LIGNAs Music Box

Es gibt viele Anfänge und keine erste Sendung. Im November 1995 setzten sich zwei spätere LIGNAs Music Box-Moderatoren in das Studio des Offenen Kanals (dem Vorgänger von TIDE), von wo FSK damals sendete und forderte die HörerInnen auf, anzurufen. LIGNAs Love Line hatten sie die Sendung getauft, Liebeslieder waren das Thema. Sie spielten Musik und sagten die Telephonnummer durch. Keiner rief an. Sie hatten ihre Freunde nicht instruiert – und auch sonst war unklar, wer die Sendung hörte. Dann entschlossen sie sich, eine Freundin in Berlin anzurufen. Sie behaupteten dreist, dort wäre die Sendung zu empfangen. Die überraschte Freundin wollte Pink Floyd spielen, „Wish You Were Here“, ein einfacher Wunsch, den das Radio so herrlich zerstreut, indem es die Stimmen vervielfältigt. Sie fand aber die Kassette nicht. Aber ihr Wunsch wurde gehört: Einer der vielen unbekannten Hörer rief an, er hatte das Stück zu Hause, das zu Beginn klingt, als käme es aus dem Radio.

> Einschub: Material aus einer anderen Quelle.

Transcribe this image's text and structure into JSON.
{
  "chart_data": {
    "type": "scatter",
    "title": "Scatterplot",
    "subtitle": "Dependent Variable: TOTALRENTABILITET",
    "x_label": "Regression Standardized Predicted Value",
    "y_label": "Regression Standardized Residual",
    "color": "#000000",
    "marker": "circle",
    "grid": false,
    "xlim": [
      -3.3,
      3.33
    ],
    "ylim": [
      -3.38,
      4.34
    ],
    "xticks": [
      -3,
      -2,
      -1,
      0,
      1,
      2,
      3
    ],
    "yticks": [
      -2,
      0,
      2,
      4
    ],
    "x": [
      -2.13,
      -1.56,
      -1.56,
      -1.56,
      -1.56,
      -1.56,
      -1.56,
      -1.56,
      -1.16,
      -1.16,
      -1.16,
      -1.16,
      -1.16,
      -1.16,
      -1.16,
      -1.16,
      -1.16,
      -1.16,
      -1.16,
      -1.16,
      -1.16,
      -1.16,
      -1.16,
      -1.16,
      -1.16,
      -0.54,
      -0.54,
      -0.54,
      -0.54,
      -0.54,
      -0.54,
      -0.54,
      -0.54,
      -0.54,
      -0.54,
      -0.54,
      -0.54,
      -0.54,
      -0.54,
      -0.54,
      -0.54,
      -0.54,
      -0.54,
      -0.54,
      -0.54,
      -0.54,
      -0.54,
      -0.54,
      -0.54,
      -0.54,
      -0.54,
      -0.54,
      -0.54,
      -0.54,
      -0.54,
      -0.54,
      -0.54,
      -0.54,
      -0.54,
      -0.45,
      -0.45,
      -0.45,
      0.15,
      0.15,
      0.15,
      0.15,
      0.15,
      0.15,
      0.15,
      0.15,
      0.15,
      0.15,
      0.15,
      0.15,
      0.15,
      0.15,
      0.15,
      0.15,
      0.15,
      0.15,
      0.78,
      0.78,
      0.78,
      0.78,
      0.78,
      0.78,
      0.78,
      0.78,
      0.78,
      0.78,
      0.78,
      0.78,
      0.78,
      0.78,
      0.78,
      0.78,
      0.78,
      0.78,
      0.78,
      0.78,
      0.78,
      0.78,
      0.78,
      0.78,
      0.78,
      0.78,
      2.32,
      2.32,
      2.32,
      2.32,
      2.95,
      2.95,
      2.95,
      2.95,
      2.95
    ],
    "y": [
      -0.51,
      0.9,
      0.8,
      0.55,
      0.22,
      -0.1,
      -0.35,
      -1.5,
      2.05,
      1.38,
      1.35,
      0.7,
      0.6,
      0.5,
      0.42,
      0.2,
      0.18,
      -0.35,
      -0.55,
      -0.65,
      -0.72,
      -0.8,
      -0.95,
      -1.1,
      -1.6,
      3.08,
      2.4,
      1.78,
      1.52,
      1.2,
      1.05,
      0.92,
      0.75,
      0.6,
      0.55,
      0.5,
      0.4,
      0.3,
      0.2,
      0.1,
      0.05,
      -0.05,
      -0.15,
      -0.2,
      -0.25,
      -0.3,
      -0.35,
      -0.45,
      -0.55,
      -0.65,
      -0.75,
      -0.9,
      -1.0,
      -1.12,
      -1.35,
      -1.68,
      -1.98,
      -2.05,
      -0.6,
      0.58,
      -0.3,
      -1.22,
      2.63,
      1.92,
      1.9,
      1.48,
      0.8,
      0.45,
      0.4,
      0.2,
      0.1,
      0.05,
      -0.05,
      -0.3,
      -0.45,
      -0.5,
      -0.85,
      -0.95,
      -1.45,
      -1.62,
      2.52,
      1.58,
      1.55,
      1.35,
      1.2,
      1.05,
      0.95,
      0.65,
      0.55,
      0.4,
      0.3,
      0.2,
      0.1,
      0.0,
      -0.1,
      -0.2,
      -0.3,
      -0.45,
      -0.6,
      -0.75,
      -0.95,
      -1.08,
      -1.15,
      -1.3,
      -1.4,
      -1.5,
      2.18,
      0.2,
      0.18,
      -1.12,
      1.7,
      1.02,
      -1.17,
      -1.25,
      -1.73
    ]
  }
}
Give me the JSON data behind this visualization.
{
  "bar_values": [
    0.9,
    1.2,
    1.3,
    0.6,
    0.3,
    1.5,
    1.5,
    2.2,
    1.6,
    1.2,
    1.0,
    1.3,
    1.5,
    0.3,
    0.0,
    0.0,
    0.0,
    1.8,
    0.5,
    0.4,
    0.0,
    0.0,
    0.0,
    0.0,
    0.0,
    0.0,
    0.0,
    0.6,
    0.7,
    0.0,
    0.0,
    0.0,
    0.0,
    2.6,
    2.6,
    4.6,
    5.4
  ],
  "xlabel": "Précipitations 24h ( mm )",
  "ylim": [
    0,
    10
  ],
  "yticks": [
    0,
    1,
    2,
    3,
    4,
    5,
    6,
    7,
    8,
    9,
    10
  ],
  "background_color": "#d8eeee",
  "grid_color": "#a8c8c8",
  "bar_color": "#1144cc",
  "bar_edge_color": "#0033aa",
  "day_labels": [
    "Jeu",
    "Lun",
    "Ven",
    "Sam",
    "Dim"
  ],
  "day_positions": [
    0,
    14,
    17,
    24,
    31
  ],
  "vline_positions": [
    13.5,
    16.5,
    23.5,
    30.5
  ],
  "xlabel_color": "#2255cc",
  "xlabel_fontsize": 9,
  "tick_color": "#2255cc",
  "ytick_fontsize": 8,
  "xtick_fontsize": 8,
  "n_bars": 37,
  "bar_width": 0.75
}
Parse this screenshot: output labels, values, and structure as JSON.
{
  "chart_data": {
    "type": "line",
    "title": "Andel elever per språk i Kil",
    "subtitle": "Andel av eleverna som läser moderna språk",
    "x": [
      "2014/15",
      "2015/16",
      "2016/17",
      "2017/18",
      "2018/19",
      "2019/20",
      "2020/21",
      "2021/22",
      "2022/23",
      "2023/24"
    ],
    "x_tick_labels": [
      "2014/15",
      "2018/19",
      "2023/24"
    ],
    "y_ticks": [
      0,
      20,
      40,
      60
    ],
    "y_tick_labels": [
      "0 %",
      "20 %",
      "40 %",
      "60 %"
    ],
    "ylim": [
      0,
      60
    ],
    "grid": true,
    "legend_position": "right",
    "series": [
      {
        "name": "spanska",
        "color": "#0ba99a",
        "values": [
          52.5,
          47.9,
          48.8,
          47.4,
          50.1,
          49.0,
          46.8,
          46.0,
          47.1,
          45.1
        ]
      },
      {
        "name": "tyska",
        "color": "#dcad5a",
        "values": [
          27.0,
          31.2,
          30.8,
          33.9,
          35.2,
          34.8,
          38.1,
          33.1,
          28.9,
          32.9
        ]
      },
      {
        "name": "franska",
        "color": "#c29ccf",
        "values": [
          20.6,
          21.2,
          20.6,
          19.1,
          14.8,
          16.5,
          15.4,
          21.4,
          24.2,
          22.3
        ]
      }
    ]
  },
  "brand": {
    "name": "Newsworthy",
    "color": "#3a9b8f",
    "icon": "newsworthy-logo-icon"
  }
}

Ein perfekter Anfang, aber das Experiment, um das es bei dieser Sendung ging, schien misslungen: LIGNAs Love Line wollte die Hörenden zu Sendenden machen, den Distributionsapparat, wie Bertolt Brecht das in den 20ern nannte, in einen Kommunikationsapparat verwandeln. Doch offenbar gab es kein Begehren, diese Umwandlung vorzunehmen. Und war es wirklich eine Kommunikation, wenn Hörende sich für die Zeit eines Anrufs an die Öffentlichkeit wagen, um ein Musikstück zu spielen? Verwandelte sich das Radio nicht vielmehr in einen Wunschapparat, in dem die HörerInnen selbst ihre eigenen Wünsche erfüllen könnten? Diese Frage genügte als Motivation, die Sendung als Parodie der Wunschkonzerte öffentlich-rechtlicher und privater Sender fortzusetzen und dann, vom April 1997 an, zuerst monatlich als Mnomnosonor Kroppo Radiot auf FSK auszustrahlen, ein wenig griffiger Titel. Neue Praktiken mit technischen Apparaten – in diesem Fall das Telephon nicht als Gesprächsinstrument, sondern als Mikrophon für eine Musikübertragung im Radio zu verwenden – brauchen ihre Zeit, ebenso wie manche Titel...

Wünsche lassen sich nicht vorhersehen und so bezaubert immer wieder, welche Wünsche hörbar werden. Manche Wünsche kehren wieder. Mit jeder Sendung hoffen wir auf die Entprivatisierung aller Wünsche durch die akustischen Geschenke, die sich die HörerInnen gegenseitig machen, und mit denen eine andere Ökonomie jenseits der Warenform erinnert wird. Mit jedem Wechsel der Hierarchie zwischen Hörenden und Sendenden wünschen wir uns das Aussetzen aller Ungleichheiten, wie sie in allen anderen Medien und unserer Gesellschaft Tag für Tag reproduziert werden – und träumen von einer kollektiven Produktion der Wünsche, in denen sich das Glück endlos vervielfältigt.